2026-08-14 · The Washington Post / El Universo
El Washington Post revela que la CIA estaría detrás de los misteriosos ataques a pesqueros ecuatorianos cerca de Galápagos

Una investigación publicada el 13 de agosto por el diario estadounidense The Washington Post vincula a la CIA con los ataques que hundieron o dejaron a la deriva a tres embarcaciones pesqueras ecuatorianas en el Pacífico. Ocho tripulantes del barco Fiorella siguen desaparecidos desde enero.
La edición del miércoles 13 de agosto de The Washington Post sacudió al mundo con una revelación inesperada: los misteriosos ataques que hundieron o dejaron a la deriva a tres barcos pesqueros ecuatorianos en aguas del Pacífico, a comienzos de este año, habrían formado parte de un programa encubierto de la Agencia Central de Inteligencia de Estados Unidos (CIA).
Todo comenzó el 20 de enero, cuando el pesquero ecuatoriano Fiorella desapareció sin rastro cerca de las islas Galápagos. Ocho miembros de su tripulación siguen sin aparecer. Semanas después, en marzo, dos embarcaciones más sufrieron ataques similares: La Negra Francisca Duarte II y el Don Maca fueron embestidos por pequeños drones cuadricópteros que les lanzaron munición o se estrellaron directamente contra ellos. Los 13 sobrevivientes de esos ataques fueron entrevistados por Human Rights Watch.
Lo que vivieron los pescadores que lograron sobrevivir va más allá del ataque en sí: hombres armados los subieron a una embarcación, los encapucharon y esposaron, y los trasladaron hasta El Salvador, donde permanecieron retenidos por un tiempo antes de ser devueltos a Ecuador sin ninguna explicación. El diario señala que, antes de cada uno de los tres ataques, un avión de vigilancia había despegado del aeropuerto Ilopango en El Salvador con rumbo al Pacífico.

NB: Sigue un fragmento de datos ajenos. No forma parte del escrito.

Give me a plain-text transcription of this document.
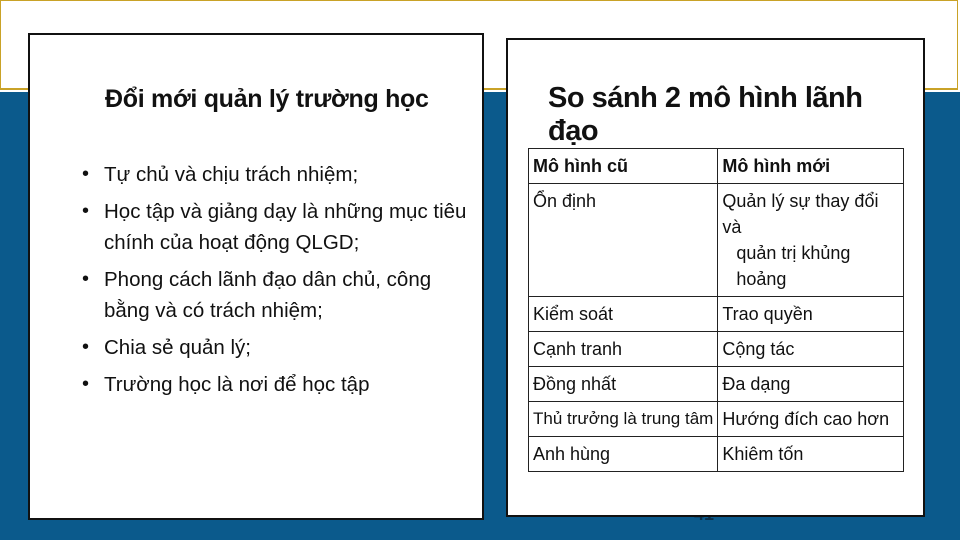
Đổi mới quản lý trường học
• Tự chủ và chịu trách nhiệm;
• Học tập và giảng dạy là những mục tiêu chính của hoạt động QLGD;
• Phong cách lãnh đạo dân chủ, công bằng và có trách nhiệm;
• Chia sẻ quản lý;
• Trường học là nơi để học tập
So sánh 2 mô hình lãnh đạo
Mô hình cũ	Mô hình mới
Ổn định	Quản lý sự thay đổi và
quản trị khủng hoảng
Kiểm soát	Trao quyền
Cạnh tranh	Cộng tác
Đồng nhất	Đa dạng
Thủ trưởng là trung tâm	Hướng đích cao hơn
Anh hùng	Khiêm tốn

La CIA se negó a hacer declaraciones públicas. El Pentágono y la Guardia Costera de Estados Unidos negaron cualquier participación. El gobierno ecuatoriano no ha confirmado ni desmentido los hechos de manera oficial. Amnistía Internacional, que investigó la desaparición del Fiorella, documentó que la embarcación había sido objeto de vigilancia constante por parte de aeronaves, lanchas patrulla y drones con marcas estadounidenses. Un funcionario de Washington, que prefirió el anonimato, resumió la paradoja ante el periódico: "Uno se pregunta por qué habría que hacer esto en secreto. ¿Cuál sería el propósito del secretismo?"
El Pacífico ecuatoriano es una de las zonas de pesca más activas de América del Sur, y la región de las Galápagos concentra a cientos de familias que viven de la pesca artesanal. Si las conclusiones del Washington Post se confirman, significarían que Ecuador fue escenario de una operación clandestina de inteligencia extranjera sin que el gobierno del país lo reconociera públicamente. Una pregunta sin respuesta sigue abierta sobre el océano: ¿qué pasó realmente con los ocho tripulantes del Fiorella?